Among the 21 genes, 10 genes were commonly methylated in tumor, non-tumor, and control group. The 6 genes of APC, AR, RAR-b, HTR1B, EPHA3, and CFTR, among the rest of 11 genes were not methylated in control, and more frequently hypermethylated in tumor tissue than non-tumor tissue.

Conclusion

In the present study, HTR1B, EPHA3, and CFTR are suggested as possible novel TSGs of NSCLC by epigenetic mechanism.

Introduction

Lung cancer is the leading cause of cancer-related mortality worldwide attributing 1 million deaths every year1. There has been no effective screening tool with survival benefit2,3, leading to search for novel, non-invasive method for early detection of lung cancers. Early detection includes the identification of lung cancer-specific biomarkers.
Pathogenesis of cancer is having been elucidated gradually as genetics and molecular biology evolves. Epigenetic alteration of genes with their rolls of tumor suppression is one of the central mechanisms of tumorigenesis other than genetic mutation. This promising field has been being researched for more than two decades, and methylation of the CpG islands in or near of promoter region of tumor suppressor genes is major composition of epigenetic mechanism. When methylation occurs, some other events such as deacetylations of histone residues readily accompany, and conformational change of DNA inhibits transcriptional factors and some proteins from binding for the transcription to be initiated. And loss of function of the tumor suppressor genes (TSGs), for example, is resulted without alterations of genetic sequences4-6. Epigenetic alterations are changes that could be reversed by demethylating agents such as azacitidine and some results from several studies on these agents with some kinds of cancers disclosed the effectiveness in survival rate and symptom relief, so application into clinical field was just started5.
In the present study authors hypothesized that if a gene could be a TSG by epigenetic mechanisms, more frequent methylation profiling of that gene should be observed in tumor tissue than adjacent non-tumor tissue in a subject, or in tissue from cancer-free control group. So we investigated methylation profiles of genes in nonsmall cell lung cancer (NSCLC) patients and compared with corresponding adjacent non-tumor lung tissues. We tried to search for non-small cell lung cancer-specific tumor suppressor genes of which their function is inhibited by epigenetic mechanism.

Materials and Methods

1. Patients & DNA extraction

Total of 10 patients with primary NSCLC who underwent lung surgeries in 2005 in Konyang university hospital were included. This study was approved by the Bioethics Committee of Konyang University Hospital and all of the participants gave written informed consent. All of the tumor and macroscopically normal lung tissue samples were obtained at the time of surgery, and were rapidly frozen in liquid nitrogen and stored at -80℃ until analysis. Also, normal lung tissue was obtained from two young healthy male patients with pneumothoraces through their bullectomies. Tissues samples were histologically confirmed by hematoxylin-eosin staining. DNA was extracted and prepared using the QiaAmp DNA mini kit® (Qiagen, Hilden, Germany).

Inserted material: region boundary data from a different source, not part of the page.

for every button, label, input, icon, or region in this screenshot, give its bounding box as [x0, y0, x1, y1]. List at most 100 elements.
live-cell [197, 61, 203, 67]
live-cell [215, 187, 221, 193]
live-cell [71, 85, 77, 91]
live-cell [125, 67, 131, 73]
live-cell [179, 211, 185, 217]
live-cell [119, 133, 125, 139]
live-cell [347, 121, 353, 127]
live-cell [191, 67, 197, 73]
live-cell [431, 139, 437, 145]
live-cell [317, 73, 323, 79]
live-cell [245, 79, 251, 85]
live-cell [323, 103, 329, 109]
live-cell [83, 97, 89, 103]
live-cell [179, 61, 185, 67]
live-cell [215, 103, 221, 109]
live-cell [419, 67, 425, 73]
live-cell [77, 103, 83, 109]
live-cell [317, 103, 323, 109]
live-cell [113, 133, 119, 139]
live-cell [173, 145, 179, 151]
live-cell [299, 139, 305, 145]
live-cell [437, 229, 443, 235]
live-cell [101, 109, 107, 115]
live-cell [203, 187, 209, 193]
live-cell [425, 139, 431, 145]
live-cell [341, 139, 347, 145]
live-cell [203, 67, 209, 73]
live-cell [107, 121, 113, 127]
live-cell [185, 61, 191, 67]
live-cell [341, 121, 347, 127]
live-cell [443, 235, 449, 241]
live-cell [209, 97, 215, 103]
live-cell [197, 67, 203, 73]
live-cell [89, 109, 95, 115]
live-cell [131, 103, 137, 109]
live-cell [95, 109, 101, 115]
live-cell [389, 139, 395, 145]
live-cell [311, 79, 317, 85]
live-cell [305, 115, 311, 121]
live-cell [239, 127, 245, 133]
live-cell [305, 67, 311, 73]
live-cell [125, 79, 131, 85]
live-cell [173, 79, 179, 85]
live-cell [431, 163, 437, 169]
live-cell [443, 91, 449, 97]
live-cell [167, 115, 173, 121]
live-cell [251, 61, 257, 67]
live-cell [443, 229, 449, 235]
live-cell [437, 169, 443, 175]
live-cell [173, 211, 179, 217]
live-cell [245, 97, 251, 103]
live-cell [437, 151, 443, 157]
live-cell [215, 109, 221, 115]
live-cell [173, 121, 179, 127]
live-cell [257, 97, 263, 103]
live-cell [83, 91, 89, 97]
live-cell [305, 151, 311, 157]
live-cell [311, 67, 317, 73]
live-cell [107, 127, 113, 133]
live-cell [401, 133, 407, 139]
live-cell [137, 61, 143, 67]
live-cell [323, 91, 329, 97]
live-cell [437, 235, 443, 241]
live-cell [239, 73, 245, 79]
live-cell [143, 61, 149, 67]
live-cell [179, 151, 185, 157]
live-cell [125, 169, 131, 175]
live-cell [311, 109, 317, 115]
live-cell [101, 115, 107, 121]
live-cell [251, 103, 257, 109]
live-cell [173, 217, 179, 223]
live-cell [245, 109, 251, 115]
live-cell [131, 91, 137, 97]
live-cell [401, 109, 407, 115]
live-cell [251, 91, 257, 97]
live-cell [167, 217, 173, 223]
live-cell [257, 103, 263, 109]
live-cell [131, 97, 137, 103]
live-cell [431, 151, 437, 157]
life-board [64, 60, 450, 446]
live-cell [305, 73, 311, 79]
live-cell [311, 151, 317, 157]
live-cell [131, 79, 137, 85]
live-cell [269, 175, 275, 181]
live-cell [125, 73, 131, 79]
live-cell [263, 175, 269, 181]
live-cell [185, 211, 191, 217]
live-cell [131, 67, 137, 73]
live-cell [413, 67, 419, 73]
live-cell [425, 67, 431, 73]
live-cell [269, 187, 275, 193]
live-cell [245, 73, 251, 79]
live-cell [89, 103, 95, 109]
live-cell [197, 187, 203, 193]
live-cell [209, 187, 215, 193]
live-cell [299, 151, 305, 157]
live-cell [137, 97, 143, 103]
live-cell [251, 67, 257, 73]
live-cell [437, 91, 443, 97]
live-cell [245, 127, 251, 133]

2. Principle of the method

Methylation status of each promoter was detected by presence or absence of hybridization signals after PCR using samples digested with HpaII (methylation-sensitive enzyme) and MspI (Methylation-resistant enzyme). The hybridization signals on the Methyl-Scan DNA microarray are proportional to PCR status (Figure 1).

3. Microarray design

To make the microarray, we have chosen 50 genes (Apaf-1, ACCN1, APC, AR, BRCA1, CALCA, CALCR, CDH13, CDKN2A, CDKN2B, CFTR, COMT, DAPK1, EBR, EDN1, EPHA3, EPO, ESR1, FHIT, H19, hMLH1, HPSE, HTR1B, IL-8, JunB, LAMA5, LDHB, LRP2, LTB4R, MDR3. MGMT, MTHFR, MUC2, PGR, PIK3CG, PLS3, PTGS2, RAR-b, RB1, S100A2, SHP1, SKT11, SLC5A5, SMARCA3, SRBC, TFF1, TP73, TUSC3, VHL, and WT1) which have promoter regions for HpaII searched in NCBI database.

4. Digestion of DNA

The purified DNA (100 ng for each digestion) was digested with HpaII (20 units / 2 uL) and MspI (40 units / 2 uL), respectively, and then genomic DNA was re-digested with same enzymes to ensure complete digestion and reduce the background noise signals. Each digestion was followed by incubation at 37℃ for 2 hours and 15 hours, respectively. The second digested samples were purified with GeneClean Turbo kit® (Qbio, gene, Baton Rouge, LA, USA) according to the manufacturer's instructions. To ensure scanning, we used exogenous GAPDH cDNA as control.

5. Multiplex PCR and target labeling

Multiplex PCR amplification was done with un-digested and HpaII-, MspI-digested DNA with 9 primer sets to label 50 target promoter regions. During amplification step, fluorescent dyes were incorporated into the amplicons; Cy3-dUTP in MspI-digested targets, Cy5-dUTP in HpaII-digested targets, and undigested samples labeled with Cy5-dUTP by same multiplex PCR.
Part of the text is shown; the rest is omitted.